Reference no: EM13477803
Case Study 3: Endocrine Disruptors: Approaches to Uncertainty
Many of the threats to environmental health arise from chemicals, especially because in the US, there are about 80,000 different chemicals used in industrial and agricultural processes in the US, and only about 2 percent have been tested for toxicity, whereas only about one-half of one percent has been tested for carcinogenicity, in part because testing is so expensive. In recent years, the environmental health threat from chemicals has mounted, because very low doses of organic compounds (like chlorine), doses far below that found to induce cancer, are now thought to be responsible for reproductive-related disorders associated with endocrine disruption. Behaving as synthetic estrogens, these endocrine disruptors are believed to be responsible for the declining sperm count in males, a decline evident since the 1950s. As a result of many small doses of organic compounds, males of many species have become feminized and, as a result, the species have gone extinct. In other cases, the increase of estrogens has caused a variety of additional, reproductive-related cancers (Colborn et al. 1993).

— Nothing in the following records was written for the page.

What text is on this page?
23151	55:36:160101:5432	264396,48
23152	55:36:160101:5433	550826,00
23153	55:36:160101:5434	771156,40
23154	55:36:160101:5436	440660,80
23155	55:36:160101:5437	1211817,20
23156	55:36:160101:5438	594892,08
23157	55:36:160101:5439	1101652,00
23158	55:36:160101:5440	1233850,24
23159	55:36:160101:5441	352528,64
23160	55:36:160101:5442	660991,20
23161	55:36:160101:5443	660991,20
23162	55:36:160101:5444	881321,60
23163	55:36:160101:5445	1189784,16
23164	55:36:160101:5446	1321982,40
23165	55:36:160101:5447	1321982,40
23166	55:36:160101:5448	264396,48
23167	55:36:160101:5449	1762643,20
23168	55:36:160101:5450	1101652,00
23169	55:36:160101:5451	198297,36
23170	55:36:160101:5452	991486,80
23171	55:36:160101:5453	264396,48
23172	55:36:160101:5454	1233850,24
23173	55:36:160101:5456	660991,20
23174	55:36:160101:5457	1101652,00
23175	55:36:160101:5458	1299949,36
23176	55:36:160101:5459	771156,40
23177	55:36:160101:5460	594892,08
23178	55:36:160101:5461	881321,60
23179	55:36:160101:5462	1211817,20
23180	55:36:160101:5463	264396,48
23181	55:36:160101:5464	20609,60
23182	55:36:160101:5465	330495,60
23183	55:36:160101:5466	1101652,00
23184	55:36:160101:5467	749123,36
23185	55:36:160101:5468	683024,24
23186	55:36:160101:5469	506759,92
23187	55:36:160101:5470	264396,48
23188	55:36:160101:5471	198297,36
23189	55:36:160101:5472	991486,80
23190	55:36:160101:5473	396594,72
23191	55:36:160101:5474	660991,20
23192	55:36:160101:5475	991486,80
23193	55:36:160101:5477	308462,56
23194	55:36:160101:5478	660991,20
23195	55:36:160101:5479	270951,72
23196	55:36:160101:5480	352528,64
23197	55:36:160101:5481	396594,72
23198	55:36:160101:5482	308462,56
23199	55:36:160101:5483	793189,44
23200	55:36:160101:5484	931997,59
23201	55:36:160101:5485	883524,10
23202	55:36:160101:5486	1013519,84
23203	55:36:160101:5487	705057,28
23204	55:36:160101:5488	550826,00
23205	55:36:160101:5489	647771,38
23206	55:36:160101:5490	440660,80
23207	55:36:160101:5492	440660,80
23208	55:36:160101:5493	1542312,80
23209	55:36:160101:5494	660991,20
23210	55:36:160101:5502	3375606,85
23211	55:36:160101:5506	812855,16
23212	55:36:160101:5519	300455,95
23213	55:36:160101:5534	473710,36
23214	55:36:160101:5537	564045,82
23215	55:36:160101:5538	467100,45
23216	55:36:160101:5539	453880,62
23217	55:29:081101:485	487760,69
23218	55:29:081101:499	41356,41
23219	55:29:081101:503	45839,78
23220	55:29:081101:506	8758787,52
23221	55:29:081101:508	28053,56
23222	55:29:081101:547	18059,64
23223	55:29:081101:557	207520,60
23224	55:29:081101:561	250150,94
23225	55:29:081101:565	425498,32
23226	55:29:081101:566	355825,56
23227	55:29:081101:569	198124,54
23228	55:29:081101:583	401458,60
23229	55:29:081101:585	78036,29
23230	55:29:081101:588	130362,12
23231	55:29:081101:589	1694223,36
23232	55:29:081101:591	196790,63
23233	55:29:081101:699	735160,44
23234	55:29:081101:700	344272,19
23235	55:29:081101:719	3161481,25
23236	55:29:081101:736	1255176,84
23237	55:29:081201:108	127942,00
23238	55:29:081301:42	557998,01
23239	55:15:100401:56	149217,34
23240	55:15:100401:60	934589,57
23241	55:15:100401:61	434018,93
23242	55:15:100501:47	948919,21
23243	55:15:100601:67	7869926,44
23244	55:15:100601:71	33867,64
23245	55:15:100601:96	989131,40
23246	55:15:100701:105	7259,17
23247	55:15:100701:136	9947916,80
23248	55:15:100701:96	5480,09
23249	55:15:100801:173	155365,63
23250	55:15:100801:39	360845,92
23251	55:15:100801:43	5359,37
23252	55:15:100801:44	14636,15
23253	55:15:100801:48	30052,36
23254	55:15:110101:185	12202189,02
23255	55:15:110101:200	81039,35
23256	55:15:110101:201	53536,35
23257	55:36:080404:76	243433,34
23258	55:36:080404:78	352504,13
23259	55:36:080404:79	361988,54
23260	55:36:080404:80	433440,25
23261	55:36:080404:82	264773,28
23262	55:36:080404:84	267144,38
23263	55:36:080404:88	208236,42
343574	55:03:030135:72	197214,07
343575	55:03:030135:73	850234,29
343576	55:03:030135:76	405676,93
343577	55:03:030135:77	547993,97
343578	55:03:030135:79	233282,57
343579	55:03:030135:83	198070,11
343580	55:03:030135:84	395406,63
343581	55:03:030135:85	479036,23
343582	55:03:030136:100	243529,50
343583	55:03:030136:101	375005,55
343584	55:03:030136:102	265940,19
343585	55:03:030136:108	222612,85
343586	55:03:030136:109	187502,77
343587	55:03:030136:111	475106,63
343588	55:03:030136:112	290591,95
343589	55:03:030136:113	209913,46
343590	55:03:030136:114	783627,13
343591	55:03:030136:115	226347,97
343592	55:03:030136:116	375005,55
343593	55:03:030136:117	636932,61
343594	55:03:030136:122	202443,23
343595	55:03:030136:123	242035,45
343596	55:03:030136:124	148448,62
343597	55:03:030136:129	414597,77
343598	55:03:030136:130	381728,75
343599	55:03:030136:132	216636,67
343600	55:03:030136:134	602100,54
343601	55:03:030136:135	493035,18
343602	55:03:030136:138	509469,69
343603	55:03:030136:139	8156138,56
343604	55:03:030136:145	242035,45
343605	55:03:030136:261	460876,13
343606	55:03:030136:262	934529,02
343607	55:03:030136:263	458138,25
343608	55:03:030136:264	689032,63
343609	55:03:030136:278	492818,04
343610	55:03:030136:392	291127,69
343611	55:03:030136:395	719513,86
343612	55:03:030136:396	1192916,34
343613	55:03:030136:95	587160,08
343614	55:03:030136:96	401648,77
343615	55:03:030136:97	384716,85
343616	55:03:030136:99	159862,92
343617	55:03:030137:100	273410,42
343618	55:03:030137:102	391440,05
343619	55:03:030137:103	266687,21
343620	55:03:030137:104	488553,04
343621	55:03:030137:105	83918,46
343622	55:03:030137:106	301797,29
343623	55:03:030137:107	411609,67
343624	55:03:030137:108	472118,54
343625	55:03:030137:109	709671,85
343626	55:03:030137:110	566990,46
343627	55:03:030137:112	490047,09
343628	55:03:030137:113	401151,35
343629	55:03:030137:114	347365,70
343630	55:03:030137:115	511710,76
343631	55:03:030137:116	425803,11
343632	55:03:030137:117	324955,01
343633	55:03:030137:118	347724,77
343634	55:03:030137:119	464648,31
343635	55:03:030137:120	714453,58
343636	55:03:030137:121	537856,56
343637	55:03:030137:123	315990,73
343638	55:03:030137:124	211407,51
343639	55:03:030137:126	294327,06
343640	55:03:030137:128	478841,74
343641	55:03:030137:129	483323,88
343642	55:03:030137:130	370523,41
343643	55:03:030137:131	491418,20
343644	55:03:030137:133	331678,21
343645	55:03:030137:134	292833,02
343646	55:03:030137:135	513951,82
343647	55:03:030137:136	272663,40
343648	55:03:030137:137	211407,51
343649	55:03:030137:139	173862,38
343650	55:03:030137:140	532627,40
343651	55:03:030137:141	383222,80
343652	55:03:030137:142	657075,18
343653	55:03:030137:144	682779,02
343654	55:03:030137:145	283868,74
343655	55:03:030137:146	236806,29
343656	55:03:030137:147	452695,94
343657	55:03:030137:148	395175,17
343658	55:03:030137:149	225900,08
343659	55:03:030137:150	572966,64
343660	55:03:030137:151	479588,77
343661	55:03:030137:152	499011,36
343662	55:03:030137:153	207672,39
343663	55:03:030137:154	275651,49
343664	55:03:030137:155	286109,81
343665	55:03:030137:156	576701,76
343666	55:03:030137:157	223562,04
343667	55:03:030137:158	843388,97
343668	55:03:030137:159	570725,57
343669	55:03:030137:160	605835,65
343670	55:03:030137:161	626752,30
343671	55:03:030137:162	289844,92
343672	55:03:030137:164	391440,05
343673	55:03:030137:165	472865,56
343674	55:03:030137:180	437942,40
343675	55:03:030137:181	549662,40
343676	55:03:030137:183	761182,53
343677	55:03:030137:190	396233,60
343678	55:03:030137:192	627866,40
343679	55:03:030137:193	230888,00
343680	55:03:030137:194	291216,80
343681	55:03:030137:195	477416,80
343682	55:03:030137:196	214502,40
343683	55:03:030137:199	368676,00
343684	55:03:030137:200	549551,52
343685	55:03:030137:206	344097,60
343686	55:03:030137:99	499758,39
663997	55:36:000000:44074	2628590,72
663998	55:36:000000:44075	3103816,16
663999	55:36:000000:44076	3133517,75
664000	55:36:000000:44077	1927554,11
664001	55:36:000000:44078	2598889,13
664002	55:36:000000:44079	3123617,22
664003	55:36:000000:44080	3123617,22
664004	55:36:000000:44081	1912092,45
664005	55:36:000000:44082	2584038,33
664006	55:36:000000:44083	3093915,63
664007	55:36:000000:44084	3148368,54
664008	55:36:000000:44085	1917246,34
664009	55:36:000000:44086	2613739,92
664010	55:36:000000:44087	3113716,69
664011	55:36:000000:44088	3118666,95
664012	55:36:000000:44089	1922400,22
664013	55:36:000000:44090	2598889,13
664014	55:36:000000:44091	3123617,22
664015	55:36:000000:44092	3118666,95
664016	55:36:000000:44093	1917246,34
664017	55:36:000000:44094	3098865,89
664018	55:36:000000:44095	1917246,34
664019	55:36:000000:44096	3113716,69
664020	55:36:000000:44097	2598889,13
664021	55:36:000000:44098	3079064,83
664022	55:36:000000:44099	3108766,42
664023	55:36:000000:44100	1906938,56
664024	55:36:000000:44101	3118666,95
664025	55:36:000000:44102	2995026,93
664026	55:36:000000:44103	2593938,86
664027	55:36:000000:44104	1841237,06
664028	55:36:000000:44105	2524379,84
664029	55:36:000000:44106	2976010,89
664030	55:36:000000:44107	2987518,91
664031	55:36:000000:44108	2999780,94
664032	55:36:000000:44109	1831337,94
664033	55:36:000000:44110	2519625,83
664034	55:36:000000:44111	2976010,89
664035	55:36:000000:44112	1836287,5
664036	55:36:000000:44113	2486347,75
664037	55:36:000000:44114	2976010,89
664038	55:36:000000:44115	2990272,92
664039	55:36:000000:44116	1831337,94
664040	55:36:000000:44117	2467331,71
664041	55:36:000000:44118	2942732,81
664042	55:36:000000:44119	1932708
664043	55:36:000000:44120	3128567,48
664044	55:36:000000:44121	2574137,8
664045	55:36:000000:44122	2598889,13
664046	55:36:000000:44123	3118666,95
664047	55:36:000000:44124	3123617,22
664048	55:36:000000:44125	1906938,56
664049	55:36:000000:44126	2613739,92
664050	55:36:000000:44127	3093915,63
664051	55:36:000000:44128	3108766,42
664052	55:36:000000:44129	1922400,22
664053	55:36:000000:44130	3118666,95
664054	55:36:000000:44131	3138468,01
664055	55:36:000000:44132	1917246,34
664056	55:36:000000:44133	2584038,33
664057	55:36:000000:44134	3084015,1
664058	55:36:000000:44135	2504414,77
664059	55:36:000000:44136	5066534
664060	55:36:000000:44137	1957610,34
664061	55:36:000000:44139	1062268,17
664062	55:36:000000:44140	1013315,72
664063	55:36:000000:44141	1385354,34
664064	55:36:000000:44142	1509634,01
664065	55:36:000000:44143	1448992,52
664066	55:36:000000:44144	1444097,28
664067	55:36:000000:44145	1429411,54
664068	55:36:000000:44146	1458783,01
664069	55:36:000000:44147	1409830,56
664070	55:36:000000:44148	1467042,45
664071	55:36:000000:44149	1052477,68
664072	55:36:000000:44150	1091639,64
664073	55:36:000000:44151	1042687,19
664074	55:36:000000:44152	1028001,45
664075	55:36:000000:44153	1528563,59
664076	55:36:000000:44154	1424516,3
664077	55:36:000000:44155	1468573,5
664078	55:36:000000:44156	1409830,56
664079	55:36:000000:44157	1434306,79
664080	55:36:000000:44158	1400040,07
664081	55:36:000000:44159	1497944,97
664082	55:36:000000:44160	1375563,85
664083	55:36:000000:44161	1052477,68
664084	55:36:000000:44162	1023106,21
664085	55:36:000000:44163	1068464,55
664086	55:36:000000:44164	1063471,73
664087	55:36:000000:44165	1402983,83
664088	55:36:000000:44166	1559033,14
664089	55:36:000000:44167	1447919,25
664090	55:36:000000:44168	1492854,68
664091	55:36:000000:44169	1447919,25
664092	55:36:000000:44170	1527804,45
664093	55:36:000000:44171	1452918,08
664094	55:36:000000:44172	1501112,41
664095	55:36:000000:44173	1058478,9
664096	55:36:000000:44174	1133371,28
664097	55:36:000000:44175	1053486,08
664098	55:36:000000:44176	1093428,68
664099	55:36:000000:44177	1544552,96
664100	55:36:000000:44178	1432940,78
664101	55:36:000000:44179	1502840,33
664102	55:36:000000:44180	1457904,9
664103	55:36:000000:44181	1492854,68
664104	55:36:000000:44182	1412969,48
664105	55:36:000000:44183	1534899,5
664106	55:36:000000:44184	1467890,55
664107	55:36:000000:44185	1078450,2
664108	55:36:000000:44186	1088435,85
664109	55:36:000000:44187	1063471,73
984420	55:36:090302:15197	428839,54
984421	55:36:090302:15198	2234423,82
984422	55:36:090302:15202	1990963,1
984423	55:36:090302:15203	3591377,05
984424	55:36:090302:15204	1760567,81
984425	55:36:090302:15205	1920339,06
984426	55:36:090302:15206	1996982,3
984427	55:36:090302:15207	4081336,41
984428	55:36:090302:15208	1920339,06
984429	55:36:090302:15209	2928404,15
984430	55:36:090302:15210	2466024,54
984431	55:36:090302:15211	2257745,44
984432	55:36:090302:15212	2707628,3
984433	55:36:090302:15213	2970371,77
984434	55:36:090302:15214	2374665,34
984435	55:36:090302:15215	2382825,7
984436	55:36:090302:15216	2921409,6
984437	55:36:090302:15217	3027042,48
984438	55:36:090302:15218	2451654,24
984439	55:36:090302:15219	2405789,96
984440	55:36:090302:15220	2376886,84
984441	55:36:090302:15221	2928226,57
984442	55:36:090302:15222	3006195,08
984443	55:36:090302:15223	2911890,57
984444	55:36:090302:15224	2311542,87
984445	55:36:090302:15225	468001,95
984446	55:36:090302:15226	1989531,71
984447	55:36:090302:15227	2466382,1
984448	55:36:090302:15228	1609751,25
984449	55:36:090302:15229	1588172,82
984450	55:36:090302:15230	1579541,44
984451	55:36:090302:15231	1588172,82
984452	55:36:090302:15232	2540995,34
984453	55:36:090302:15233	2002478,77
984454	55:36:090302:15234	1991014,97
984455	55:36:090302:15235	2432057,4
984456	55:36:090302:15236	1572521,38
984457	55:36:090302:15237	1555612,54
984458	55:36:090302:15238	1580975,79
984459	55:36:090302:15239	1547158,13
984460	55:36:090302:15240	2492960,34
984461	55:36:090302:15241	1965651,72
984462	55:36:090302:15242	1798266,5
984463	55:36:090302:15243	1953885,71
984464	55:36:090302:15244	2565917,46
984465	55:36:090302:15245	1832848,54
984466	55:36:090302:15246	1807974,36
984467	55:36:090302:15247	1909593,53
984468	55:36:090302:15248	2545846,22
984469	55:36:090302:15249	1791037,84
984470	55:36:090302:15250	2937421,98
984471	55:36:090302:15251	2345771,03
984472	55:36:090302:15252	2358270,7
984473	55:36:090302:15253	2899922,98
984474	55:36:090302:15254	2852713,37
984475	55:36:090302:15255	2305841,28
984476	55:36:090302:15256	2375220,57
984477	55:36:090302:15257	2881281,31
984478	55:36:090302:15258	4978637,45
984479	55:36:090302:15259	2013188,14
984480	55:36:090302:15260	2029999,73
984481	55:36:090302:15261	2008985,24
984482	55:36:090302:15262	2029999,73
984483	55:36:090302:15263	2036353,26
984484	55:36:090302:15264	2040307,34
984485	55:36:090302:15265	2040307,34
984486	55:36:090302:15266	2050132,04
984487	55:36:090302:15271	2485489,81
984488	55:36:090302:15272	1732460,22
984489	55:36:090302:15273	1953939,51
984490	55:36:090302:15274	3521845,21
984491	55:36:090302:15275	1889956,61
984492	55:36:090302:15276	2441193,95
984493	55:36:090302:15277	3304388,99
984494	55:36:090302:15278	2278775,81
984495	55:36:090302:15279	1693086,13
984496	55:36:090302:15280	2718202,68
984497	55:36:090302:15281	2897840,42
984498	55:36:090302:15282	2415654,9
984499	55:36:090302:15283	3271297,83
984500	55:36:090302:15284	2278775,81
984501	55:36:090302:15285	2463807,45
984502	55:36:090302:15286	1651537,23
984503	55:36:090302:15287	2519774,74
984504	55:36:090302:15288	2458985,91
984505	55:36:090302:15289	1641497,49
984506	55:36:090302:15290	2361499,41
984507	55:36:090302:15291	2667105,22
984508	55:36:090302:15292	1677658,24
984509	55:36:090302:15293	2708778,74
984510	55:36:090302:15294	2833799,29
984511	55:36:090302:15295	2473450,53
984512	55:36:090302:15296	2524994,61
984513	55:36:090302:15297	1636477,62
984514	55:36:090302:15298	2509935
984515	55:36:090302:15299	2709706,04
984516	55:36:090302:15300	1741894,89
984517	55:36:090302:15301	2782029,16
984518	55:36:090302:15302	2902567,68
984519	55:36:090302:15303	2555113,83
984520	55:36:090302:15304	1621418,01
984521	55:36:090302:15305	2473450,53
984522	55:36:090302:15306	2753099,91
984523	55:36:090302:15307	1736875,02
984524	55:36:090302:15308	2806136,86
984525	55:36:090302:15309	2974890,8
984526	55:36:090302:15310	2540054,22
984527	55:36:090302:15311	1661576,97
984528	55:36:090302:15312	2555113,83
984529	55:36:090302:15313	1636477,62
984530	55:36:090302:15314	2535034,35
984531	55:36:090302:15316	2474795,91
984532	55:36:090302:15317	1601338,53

The Colborn and her colleagues (1993) argue that large amounts of chemicals have been released into the environment since World War II. Many of these chemicals, Colborn argues, have disrupted the endocrine systems of animals. (The endocrine system consists of glands that regulate various bodily functions, such as growth, reproduction, and nutrition, by means of hormones). Because many human made industrial chemicals act as synthetic estrogens, they can disrupt the bodily functions that natural hormones regulate. Even minute exposures to these artificial chemicals, at any point in life, can pass them on to offspring during pregnancy and lactation. Colborn and her scientific colleagues argue that such chemicals can have adverse effects on reproductive and immune systems in humans and wildlife, even at levels far below those necessary to induce cancer. As a consequence, she argues for caution in employing these chemicals, a caution that would require much tighter environmental regulation. Some of these endocrine disrupting chemicals include PCBs, dioxin, and DDT. Colborn and those who argue that even small amounts of such endocrine-disrupting chemicals are risky thus assume that ethics requires one, in the face of incomplete scientific information, to use the precautionary principle. (The precautionary principle specifies that positive evidence of societal harm is not necessary before one takes precautions to protect public health. The rationale for the principle is that if one always waits until conclusive evidence of definite harm is available, then many public-health threats would be so advanced that it would be far more difficult to stop them and to prevent catastrophe. Proponents of the precautionary principle also argue that failure to employ the principle would amount to using humans as guinea pigs in industrial and economic experiments. Finally, proponents of the principle argue that because vested interests are so powerful, they often keep government from doing the necessary studies to confirm public-health harms arising from activities of those vested interests. They note, for example, that less than two percent of industrial and agricultural chemicals (of the 80,000 to 100,000 currently in use) have actually been tested for any health effects. In the absence of complete scientific studies about some hazard, proponents of the precautionary principle say it is necessary to take extra precautions to protect public health).
Besides supporting the precautionary principle, Colborn and other scientists (who argue that even small amounts of endocrine-disrupting chemicals likely are dangerous) claim that much scientific and public health evaluation of these chemicals has been scientifically inadequate. They say (1) endocrine disrupting effects occur at levels several orders of magnitude lower than those needed to cause cancer, and that government currently requires no tests for such effects. Yet, they note (2) that laboratory tests and field data have revealed endocrine-disrupting effects on other animals. Besides, they claim (3) that the best scientific explanation of the reason for the continuing decline in human sperm counts, since 1950, is that humans are responding in the same way, in response to these chemicals, as other animals. Factually, Colborn and her coauthors assume that seriously damaging effects of endocrine disruptors, on other species, argues for caution in exposing humans to these chemicals.
On the ethical side, Colborn and her coauthors recommend more study of potentially endocrine disrupting chemicals, as well as their precautionary regulation, for at least two additional reasons. (A) They say ethics requires one to be especially careful of low-dose chemical effects because they often are incurred during neonatal periods but not manifested till middle age; ethics requires extra precaution with effects that are delayed, and therefore hard to detect, and with effects that are most damaging to the most vulnerable individuals, namely developing children. (B) They also say that ethics requires one to be especially careful of these chemicals because their effects are permanent and irreversible.
Reference
Theo Colborn et al., "Environmental Endocrine Disruptors," Environmental Health Perspectives 101, no. 5 (October 1993), pp. 378-384.
Q)
1. Provide a background description of the ethical issue.
2. How will professionalism be required to address this concern?
3. Discuss how the legal standards of health care practice come into play.
4. Describe how interdisciplinary collaboration can be achieved through leadership and community stewardship to address this ethical issue.